The President nodded. He obviously had something uncomfortable on his mind. He said uneasily, "Do you think there's any possibility of it being true?"

"What?" asked the secretary guardedly.

"That peculiar hint about Maizie."

The secretary said nothing.

"Mind you, I don't think there is," the President went on hurriedly, his face assuming a sorrowful scowl. "I owe a lot to the Thinkers, both as a private person and as a public figure. Lord, a man has to lean on something these days. But just supposing it were true—" he hesitated, as before uttering blasphemy—"that there was a man inside Maizie, what could we do?"

The secretary said stolidly, "The Thinkers won our last election. They chased the Commies out of Iran. We brought them into the Inner Cabinet. We've showered them with public funds." He paused. "We couldn't do a damn thing."

The President nodded with equal conviction, and, not very happily, summed up: "So if anyone should go up against the Thinkers—and I'm afraid I wouldn't want to see that happen, whatever's true—it would have to be a scientist."

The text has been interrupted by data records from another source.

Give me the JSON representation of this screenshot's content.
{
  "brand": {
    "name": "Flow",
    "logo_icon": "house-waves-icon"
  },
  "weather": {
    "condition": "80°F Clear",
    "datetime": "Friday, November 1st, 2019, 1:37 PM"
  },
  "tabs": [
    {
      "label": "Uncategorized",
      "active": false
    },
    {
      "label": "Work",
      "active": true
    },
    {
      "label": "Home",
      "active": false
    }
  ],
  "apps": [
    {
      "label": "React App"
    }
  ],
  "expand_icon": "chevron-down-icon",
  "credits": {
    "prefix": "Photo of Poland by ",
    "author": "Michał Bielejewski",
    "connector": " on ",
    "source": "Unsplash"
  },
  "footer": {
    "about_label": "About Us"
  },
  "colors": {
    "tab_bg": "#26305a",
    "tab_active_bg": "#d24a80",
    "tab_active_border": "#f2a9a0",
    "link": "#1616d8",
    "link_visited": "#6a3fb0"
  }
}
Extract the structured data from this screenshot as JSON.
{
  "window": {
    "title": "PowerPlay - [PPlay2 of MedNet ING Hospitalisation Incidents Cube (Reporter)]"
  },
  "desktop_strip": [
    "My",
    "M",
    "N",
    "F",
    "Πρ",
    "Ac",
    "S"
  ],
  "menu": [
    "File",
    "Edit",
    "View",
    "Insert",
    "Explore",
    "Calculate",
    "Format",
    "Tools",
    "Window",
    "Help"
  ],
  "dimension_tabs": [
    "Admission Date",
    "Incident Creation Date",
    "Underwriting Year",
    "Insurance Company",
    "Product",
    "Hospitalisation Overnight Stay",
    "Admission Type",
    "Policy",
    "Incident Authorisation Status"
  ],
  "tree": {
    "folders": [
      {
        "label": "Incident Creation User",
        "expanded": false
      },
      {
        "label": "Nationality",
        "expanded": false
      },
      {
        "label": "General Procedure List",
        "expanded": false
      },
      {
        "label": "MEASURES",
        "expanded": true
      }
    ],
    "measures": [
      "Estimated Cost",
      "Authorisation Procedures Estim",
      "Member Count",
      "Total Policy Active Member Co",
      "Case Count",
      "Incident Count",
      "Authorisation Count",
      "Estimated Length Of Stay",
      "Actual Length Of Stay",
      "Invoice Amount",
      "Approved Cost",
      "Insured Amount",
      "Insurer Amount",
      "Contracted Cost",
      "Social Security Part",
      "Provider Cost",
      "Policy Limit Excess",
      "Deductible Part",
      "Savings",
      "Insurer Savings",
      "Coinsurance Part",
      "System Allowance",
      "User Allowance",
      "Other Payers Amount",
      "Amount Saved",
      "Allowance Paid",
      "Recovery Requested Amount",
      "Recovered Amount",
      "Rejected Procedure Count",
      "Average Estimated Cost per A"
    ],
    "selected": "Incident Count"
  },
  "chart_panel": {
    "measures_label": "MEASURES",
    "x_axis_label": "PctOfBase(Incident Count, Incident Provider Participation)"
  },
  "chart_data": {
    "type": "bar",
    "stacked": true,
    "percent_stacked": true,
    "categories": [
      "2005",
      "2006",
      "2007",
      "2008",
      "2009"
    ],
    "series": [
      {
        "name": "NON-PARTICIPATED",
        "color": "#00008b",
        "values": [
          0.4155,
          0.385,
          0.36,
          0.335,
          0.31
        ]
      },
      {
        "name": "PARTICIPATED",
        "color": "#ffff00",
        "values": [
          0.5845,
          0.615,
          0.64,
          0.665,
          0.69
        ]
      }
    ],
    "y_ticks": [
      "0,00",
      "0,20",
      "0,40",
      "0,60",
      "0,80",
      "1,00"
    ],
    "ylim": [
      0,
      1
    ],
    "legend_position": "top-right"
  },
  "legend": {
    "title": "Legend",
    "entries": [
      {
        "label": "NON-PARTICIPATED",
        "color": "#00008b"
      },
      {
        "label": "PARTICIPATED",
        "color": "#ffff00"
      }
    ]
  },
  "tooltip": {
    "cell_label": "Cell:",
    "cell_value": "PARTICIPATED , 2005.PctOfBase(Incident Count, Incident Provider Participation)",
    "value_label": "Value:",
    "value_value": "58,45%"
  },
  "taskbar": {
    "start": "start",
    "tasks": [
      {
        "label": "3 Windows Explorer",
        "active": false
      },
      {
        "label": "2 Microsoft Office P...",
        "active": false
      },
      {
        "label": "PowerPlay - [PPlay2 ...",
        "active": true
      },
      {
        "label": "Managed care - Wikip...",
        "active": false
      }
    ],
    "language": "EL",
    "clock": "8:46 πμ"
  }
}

Willard Farquar felt his weight change the steps under his feet into an escalator. He cursed under his breath, but let them carry him, a defiant hulk, up to the tall and mystic blue portals, which silently parted when he was five meters away. The escalator changed to a slideway and carried him into a softly gleaming, high-domed room rather like the antechamber of a temple.

"Martian peace to you, Willard Farquar," an invisible voice intoned. "You have entered the Thinkers' Foundation. Please remain on the slideway."

"I want to see Jorj Helmuth," Willard growled loudly.

The slideway carried him into the mouth of a corridor and paused. A dark opening dilated on the wall. "May we take your hat and coat?" a voice asked politely. After a moment the request was repeated, with the addition of, "Just pass them through."

Willard scowled, then fought his way out of his shapeless coat and passed it and his hat through in a lump. Instantly the opening contracted, imprisoning his wrists, and he felt his hands being washed on the other side of the wall.

He gave a great jerk which failed to free his hands from the snugly padded gyves. "Do not be alarmed," the voice advised him. "It is only an esthetic measure. As your hands are laved, invisible radiations are slaughtering all the germs in your body, while more delicate emanations are producing a benign rearrangement of your emotions."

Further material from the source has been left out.